Delegate to the Oregon Constitutional Convention
- In office 1857
- Constituency: Polk County

Member of the Oregon House of Representatives
- In office 1859–1860
- Constituency: Polk County

President of the Oregon State Senate
- In office 1868–1870
- Preceded by: Thomas R. Cornelius
- Succeeded by: James D. Fay

Personal details
- Born: May 2, 1825 Chariton County, Missouri
- Died: March 24, 1893 (aged 67) Independence, Oregon
- Party: Democrat
- Spouse: Eliza A. Davidson

= Benjamin Franklin Burch =

American politician (1825–1893)

Benjamin Franklin Burch (May 2, 1825 - March 24, 1893) was an American farmer, soldier, and politician in what became the state of Oregon. A native of Missouri, he moved to the Oregon Country in 1845 and served in the Cayuse and Yakima wars. A Democrat, he represented Polk County at the Oregon Constitutional Convention, in the Oregon House of Representatives, and in the Oregon State Senate including one session as President of the Senate.

==Early life==
Benjamin Burch was born in Chariton County, Missouri, on May 2, 1825, to Samuel Burch and Eleanor (née Lock) Burch. In 1845, he crossed the Great Plains on the Oregon Trail bound for the Oregon Country. He settled in what became Polk County in the Willamette Valley of Oregon. At the time it was under the authority of the Provisional Government of Oregon, and in 1848 became the Oregon Territory. In 1846, he helped Jesse Applegate and Levi Scott build the Applegate Trail, a route to the valley through Southern Oregon.

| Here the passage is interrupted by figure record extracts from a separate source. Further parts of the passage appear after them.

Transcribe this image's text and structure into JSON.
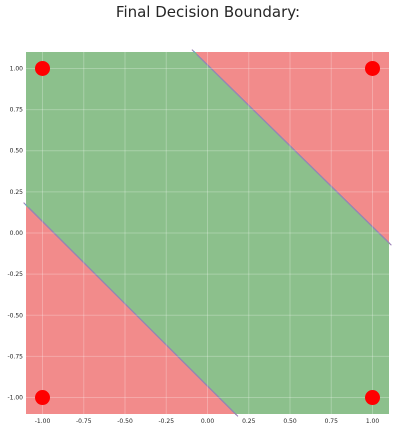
{
  "chart_data": {
    "type": "scatter",
    "title": "Final Decision Boundary:",
    "xlabel": "",
    "ylabel": "",
    "xlim": [
      -1.1,
      1.1
    ],
    "ylim": [
      -1.1,
      1.1
    ],
    "grid": true,
    "x_ticks": [
      -1.0,
      -0.75,
      -0.5,
      -0.25,
      0.0,
      0.25,
      0.5,
      0.75,
      1.0
    ],
    "y_ticks": [
      -1.0,
      -0.75,
      -0.5,
      -0.25,
      0.0,
      0.25,
      0.5,
      0.75,
      1.0
    ],
    "x_tick_labels": [
      "-1.00",
      "-0.75",
      "-0.50",
      "-0.25",
      "0.00",
      "0.25",
      "0.50",
      "0.75",
      "1.00"
    ],
    "y_tick_labels": [
      "-1.00",
      "-0.75",
      "-0.50",
      "-0.25",
      "0.00",
      "0.25",
      "0.50",
      "0.75",
      "1.00"
    ],
    "points": [
      {
        "x": -1.0,
        "y": 1.0
      },
      {
        "x": 1.0,
        "y": 1.0
      },
      {
        "x": -1.0,
        "y": -1.0
      },
      {
        "x": 1.0,
        "y": -1.0
      }
    ],
    "boundaries": [
      {
        "x1": -1.1,
        "y1": 0.17,
        "x2": 0.17,
        "y2": -1.1
      },
      {
        "x1": -0.08,
        "y1": 1.1,
        "x2": 1.1,
        "y2": -0.06
      }
    ],
    "colors": {
      "green_region": "#8cc08c",
      "red_region": "#f28b8b",
      "point": "#ff0000",
      "band": [
        "#9b7fb8",
        "#6aa6c8",
        "#7bbf7b"
      ]
    }
  }
}
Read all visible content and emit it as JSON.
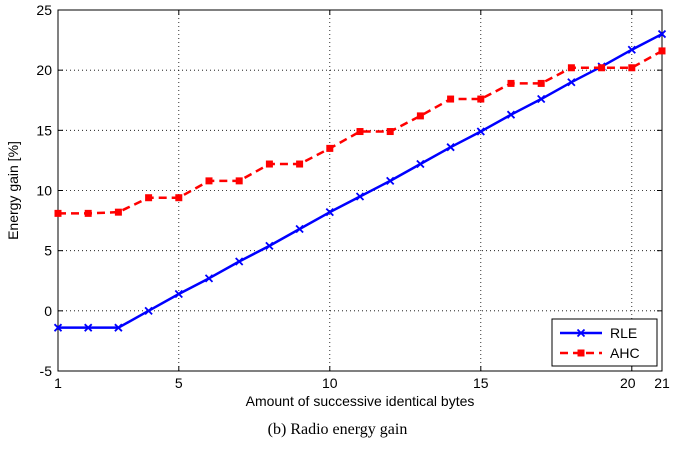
{
  "caption": "(b) Radio energy gain",
  "chart_data": {
    "type": "line",
    "title": "",
    "xlabel": "Amount of successive identical bytes",
    "ylabel": "Energy gain [%]",
    "xlim": [
      1,
      21
    ],
    "ylim": [
      -5,
      25
    ],
    "xticks": [
      1,
      5,
      10,
      15,
      20,
      21
    ],
    "yticks": [
      -5,
      0,
      5,
      10,
      15,
      20,
      25
    ],
    "grid": true,
    "legend_position": "bottom-right",
    "x": [
      1,
      2,
      3,
      4,
      5,
      6,
      7,
      8,
      9,
      10,
      11,
      12,
      13,
      14,
      15,
      16,
      17,
      18,
      19,
      20,
      21
    ],
    "series": [
      {
        "name": "RLE",
        "color": "#0000ff",
        "line_style": "solid",
        "marker": "x",
        "values": [
          -1.4,
          -1.4,
          -1.4,
          0.0,
          1.4,
          2.7,
          4.1,
          5.4,
          6.8,
          8.2,
          9.5,
          10.8,
          12.2,
          13.6,
          14.9,
          16.3,
          17.6,
          19.0,
          20.3,
          21.7,
          23.0
        ]
      },
      {
        "name": "AHC",
        "color": "#ff0000",
        "line_style": "dashed",
        "marker": "square",
        "values": [
          8.1,
          8.1,
          8.2,
          9.4,
          9.4,
          10.8,
          10.8,
          12.2,
          12.2,
          13.5,
          14.9,
          14.9,
          16.2,
          17.6,
          17.6,
          18.9,
          18.9,
          20.2,
          20.2,
          20.2,
          21.6
        ]
      }
    ]
  }
}
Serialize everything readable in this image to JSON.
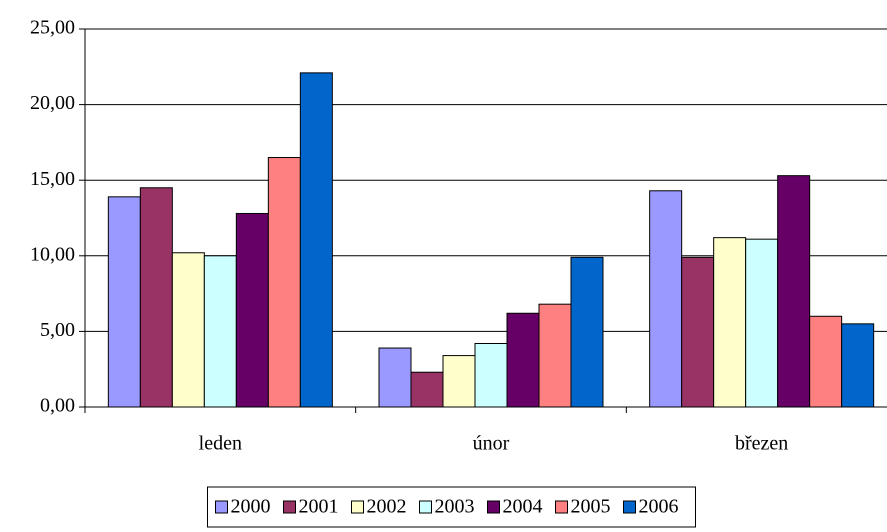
{
  "chart_data": {
    "type": "bar",
    "categories": [
      "leden",
      "únor",
      "březen"
    ],
    "series": [
      {
        "name": "2000",
        "color": "#9999ff",
        "values": [
          13.9,
          3.9,
          14.3
        ]
      },
      {
        "name": "2001",
        "color": "#993366",
        "values": [
          14.5,
          2.3,
          9.9
        ]
      },
      {
        "name": "2002",
        "color": "#ffffcc",
        "values": [
          10.2,
          3.4,
          11.2
        ]
      },
      {
        "name": "2003",
        "color": "#ccffff",
        "values": [
          10.0,
          4.2,
          11.1
        ]
      },
      {
        "name": "2004",
        "color": "#660066",
        "values": [
          12.8,
          6.2,
          15.3
        ]
      },
      {
        "name": "2005",
        "color": "#ff8080",
        "values": [
          16.5,
          6.8,
          6.0
        ]
      },
      {
        "name": "2006",
        "color": "#0066cc",
        "values": [
          22.1,
          9.9,
          5.5
        ]
      }
    ],
    "ylim": [
      0,
      25
    ],
    "yticks": [
      {
        "value": 0,
        "label": "0,00"
      },
      {
        "value": 5,
        "label": "5,00"
      },
      {
        "value": 10,
        "label": "10,00"
      },
      {
        "value": 15,
        "label": "15,00"
      },
      {
        "value": 20,
        "label": "20,00"
      },
      {
        "value": 25,
        "label": "25,00"
      }
    ],
    "grid": true,
    "legend": "bottom"
  }
}
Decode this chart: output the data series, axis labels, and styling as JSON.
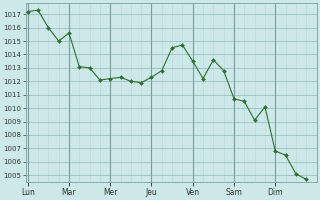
{
  "background_color": "#cce8e8",
  "line_color": "#2d6e2d",
  "marker_color": "#2d6e2d",
  "grid_major_color": "#9bbfbf",
  "grid_minor_color": "#b8d8d8",
  "ylim": [
    1004.5,
    1017.8
  ],
  "yticks": [
    1005,
    1006,
    1007,
    1008,
    1009,
    1010,
    1011,
    1012,
    1013,
    1014,
    1015,
    1016,
    1017
  ],
  "day_labels": [
    "Lun",
    "Mar",
    "Mer",
    "Jeu",
    "Ven",
    "Sam",
    "Dim"
  ],
  "x_values": [
    0,
    0.25,
    0.5,
    0.75,
    1.0,
    1.25,
    1.5,
    1.75,
    2.0,
    2.25,
    2.5,
    2.75,
    3.0,
    3.25,
    3.5,
    3.75,
    4.0,
    4.25,
    4.5,
    4.75,
    5.0,
    5.25,
    5.5,
    5.75,
    6.0,
    6.25,
    6.5,
    6.75
  ],
  "y_values": [
    1017.2,
    1017.3,
    1016.0,
    1015.0,
    1015.6,
    1013.1,
    1013.0,
    1012.1,
    1012.2,
    1012.3,
    1012.0,
    1011.9,
    1012.3,
    1012.8,
    1014.5,
    1014.7,
    1013.5,
    1012.2,
    1013.6,
    1012.8,
    1010.7,
    1010.5,
    1009.1,
    1010.1,
    1006.8,
    1006.5,
    1005.1,
    1004.7
  ],
  "day_x_positions": [
    0,
    1,
    2,
    3,
    4,
    5,
    6
  ],
  "xlim": [
    -0.05,
    7.0
  ]
}
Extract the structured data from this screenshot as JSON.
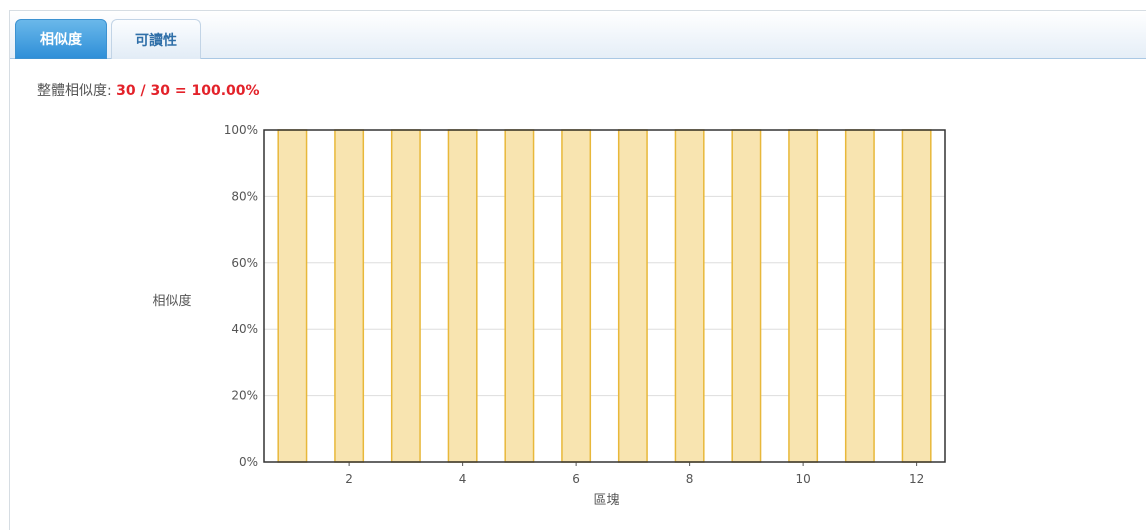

Burch then returned to his home where he had tutored Applegate's children before becoming a teacher at the first school in the county. After the breakout of the Cayuse War in 1847, he volunteered for the militia and served as an adjutant. Following the war, on September 6, 1848, he married Kentucky native Eliza A. Davidson who had immigrated to Oregon from Illinois the year before. They had seven children, including Benjamin Jr. During the Yakima War in 1856 Burch served as a captain of a company of militia.

==Political career==
In 1857, he was elected to represent Polk County in the Oregon Constitutional Convention held in Oregon in August and September. At the convention he was part of a special committee with James K. Kelly and La Fayette Grover that designed the Oregon State Seal. Burch was also a member of the Military Affairs Committee. In 1858, he was elected to the first session of the state legislature as a Democrat representing Polk County in the Oregon House of Representatives. Oregon was still waiting to be admitted to the Union, and the legislature did not officially convene until 1859.

Burch remained out of politics until 1868 when he was elected to the Oregon State Senate. He represented Polk County as a Democrat during a four-year term. During the 1868 legislature he served as President of the Senate.

==Later years==
In 1877, he became the Superintendent of the Oregon State Penitentiary in Salem by appointment of Governor Stephen F. Chadwick, serving two terms. He was appointed as the receiver at the Oregon City Land Office in 1887 by President Grover Cleveland. Benjamin Franklin Burch died on March 24, 1893, at the age of 67 at his farm near Independence.